Stockholm — Sweden's labor market puzzle is to how make capitalism socially attractive. It's not so much a problem of political philosophy as of work types: Sweden needs a richer mix of machinists and managing directors, and fewer civil servants.
The Swedish work force has slid steadily from private to public payrolls during the past five years as the country's international payments deficit has grown.
Industry can't get workers where it needs them.
"It has to do with attitudes -- people don't want to move, to change jobs, to start new businesses," says Gunnar Ribrant, a Ministry of Industry official. He cites tax disincentives and lack of risk capital.
A debate under the surface here is how a society that doesn't allow unemployment can remain competitive in world markets. Does worker security have to mean an inflexible industry?
The problem has two parts:
* Private industry can't support the government payroll. Yet as a state official laments: "People don't want to work for industry." This may be true at the salaried level, as well as on the shop floor.
Many economists feel that wages aren't high enough to draw labor out of the public sector. If they were, says one, "it would go a long way toward wiping out the government deficit."
* Industry can't rationalize and adapt to world markets when government sustains workers in ailing industries. "There's no dynamism in the labor market ," a businessman says. Labor is tied up in declining businesses while growing enterprises are forced to look abroad.
More generally, the problem is one of a well-off working population.
"[Worker affluence] may be the reason why the trees never reach the sky," Swedish Trade Minister Staffan Burenstam Linder comments, "and why developing countries are growing faster than we are. They want higher incomes. We want higher incomes and something else -- comfort, ease -- that can't be measured by GNP."
Getting people to move is now the central challenge of labor market policymakers. In the Swedish manner, the approach is generally to pay people $ 500 or $1,000, on top of moving expenses, for going to where jobs are.

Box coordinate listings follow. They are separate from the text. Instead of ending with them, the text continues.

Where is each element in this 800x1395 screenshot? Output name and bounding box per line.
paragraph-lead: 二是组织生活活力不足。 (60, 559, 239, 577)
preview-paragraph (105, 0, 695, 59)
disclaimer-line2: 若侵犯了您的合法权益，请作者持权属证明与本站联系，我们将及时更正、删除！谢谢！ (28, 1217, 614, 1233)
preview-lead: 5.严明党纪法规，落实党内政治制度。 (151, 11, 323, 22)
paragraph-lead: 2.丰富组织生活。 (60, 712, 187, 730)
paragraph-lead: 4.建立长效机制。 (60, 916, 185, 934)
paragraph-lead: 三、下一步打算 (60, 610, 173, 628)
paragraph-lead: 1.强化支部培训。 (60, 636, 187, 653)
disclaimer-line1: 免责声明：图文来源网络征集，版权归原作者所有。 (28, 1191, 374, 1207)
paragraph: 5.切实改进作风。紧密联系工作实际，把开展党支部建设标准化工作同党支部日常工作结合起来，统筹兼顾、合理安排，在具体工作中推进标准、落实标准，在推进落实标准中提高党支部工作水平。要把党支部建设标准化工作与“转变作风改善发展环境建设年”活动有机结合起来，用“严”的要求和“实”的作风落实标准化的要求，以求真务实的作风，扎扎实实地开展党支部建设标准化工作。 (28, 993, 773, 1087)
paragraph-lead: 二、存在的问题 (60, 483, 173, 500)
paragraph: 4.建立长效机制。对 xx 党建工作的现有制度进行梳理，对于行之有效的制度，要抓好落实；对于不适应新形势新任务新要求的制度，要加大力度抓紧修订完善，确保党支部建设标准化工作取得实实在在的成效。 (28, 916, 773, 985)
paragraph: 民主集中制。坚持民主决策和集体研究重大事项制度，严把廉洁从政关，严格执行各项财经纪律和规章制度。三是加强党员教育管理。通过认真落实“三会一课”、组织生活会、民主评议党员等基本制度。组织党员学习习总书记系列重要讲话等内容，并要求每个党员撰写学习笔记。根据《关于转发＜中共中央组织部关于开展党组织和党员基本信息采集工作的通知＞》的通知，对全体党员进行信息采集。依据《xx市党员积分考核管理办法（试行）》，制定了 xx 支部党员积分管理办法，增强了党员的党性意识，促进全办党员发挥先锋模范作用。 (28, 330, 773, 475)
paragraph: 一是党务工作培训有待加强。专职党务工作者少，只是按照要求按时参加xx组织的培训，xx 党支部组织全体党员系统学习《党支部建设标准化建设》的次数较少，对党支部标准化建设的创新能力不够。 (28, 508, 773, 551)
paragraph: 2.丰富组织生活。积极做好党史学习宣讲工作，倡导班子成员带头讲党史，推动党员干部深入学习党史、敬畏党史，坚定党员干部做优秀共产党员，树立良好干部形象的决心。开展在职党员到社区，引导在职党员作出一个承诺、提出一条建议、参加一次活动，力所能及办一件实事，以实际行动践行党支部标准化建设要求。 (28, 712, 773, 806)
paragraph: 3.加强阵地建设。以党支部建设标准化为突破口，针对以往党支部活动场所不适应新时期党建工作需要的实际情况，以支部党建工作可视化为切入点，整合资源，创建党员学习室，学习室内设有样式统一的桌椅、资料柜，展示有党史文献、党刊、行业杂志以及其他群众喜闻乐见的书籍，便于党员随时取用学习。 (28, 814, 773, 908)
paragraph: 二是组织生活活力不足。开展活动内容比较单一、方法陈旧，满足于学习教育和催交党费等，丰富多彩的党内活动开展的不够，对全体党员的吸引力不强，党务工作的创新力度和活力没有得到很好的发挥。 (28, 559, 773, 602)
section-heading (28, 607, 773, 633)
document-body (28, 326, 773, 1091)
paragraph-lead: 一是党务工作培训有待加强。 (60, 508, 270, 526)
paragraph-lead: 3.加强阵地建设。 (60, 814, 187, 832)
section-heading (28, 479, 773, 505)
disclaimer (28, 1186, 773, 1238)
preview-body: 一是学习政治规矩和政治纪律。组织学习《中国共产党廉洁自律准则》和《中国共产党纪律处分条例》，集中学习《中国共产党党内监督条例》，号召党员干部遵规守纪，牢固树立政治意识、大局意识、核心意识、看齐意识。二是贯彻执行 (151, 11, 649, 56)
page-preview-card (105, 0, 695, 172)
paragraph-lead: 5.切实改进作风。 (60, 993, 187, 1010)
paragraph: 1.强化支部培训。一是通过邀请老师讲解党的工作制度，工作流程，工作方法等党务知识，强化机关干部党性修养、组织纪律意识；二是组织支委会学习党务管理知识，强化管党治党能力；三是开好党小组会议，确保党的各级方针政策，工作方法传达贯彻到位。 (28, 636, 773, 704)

This is less expensive to the state than bringing jobs to where workers are, either through subsidies or public employment.
Social attitudes and economics are intertwined in the matter.
It shows even at the management level. Bright young people with potential to reach senior management positions, says a Scandinavian business analyst, often say they simply don't want to work as hard all their life as the ascent demands.
Their chances of making any money at it, he adds, aren't good.He blames the tax structure for this. "You have to be an . . . idealist to work very hard anymore."
Those who are willing to work, he says, find it more profitable to do "something less important" in a small business, where they can accumulate personal capital, than help direct a large corporation.
There is another point of view, broadly based. Many in the labor unions, now in the opposition politically, hold that unemployment will never be acceptable as an economic tool.
"Employment is a value in itself," says Aake Burstedt, an economist with the central trade union confederation. Unemployment may well drag down inflation in Britain, he notes as an example, but the long-unemployed "will never be a part of normal society again."
Sweden's economic problems became more serious as a result of a boom in 1974. Brimming with confidence, and undercounting inflation, industrial employers allowed wage costs to rise 45 percent in the following year.
The recession hit, demand dropped, and Swedish industry was left overpriced and uncompetitive in world markets.
But Swedish policy -- deeply embedded in the basic tenets of social democracy -- is full employment. Unemployment approaching 3 percent is politically dangerous here.
So the Swedes, who could afford it then, built a bridge of government spending over the lean years 1976, '77, and '78. Public money supported factory stockpiling by 20 percent to keep factory hands working.
Other victims of the recession were given jobs in the public sector. Factories lost 100,000 workers in three years to the state payroll.
The hardest hit were the shipyards. One by one, the state has bought them to keep them from closing down.
In 1976 and '77 costs gradually came down, and by 1979 business was expanding again. But then, ironically, it faced a shortage of skilled labor.
That year Swedish industry imported 12,000 workers to help staff new growth --mostly skilled workers from Finland -- while Swedish workers remained in subsidized jobs.
Those who had gone to work for the public sector weren't leaving.
"Once they have breathed the soft air of public service, they don't want to go back again," a prominent Swedish businessman complains.
Something else had become clear, too. The shipyards' problems weren't short-run. The market had shifted.They needed to adapt, to cut capacity drastically.
Svenska Varv (Swedyards) is the state company created to manage the decline and restructuring of the now-nationalized shipyards in a socially acceptable way; Svensk Staal is the steel industry's counterpart. By 1985, both companies are supposed to be pruned of their lossmaking facilities.
This kind of state welfare for workers makes their lives easier, but it has also meant a cramped ability to adapt to the marketplace, according to Swedes in the business community.
This year Rudolf Jalakas, chief economist of Svenska Handelsbanken, expects another 3.5 percent drop in factory workers and a 3 percent rise in the number of municipal employees.
Swedish joblessness is on the way up, as the nation's output is expected to fall slightly this year. Sweden will take up the slack as best it can afford with emergency work and training programs.
But as one economist says, "If you get a job in the public sector, you can be quite sure you'll never be unemployed."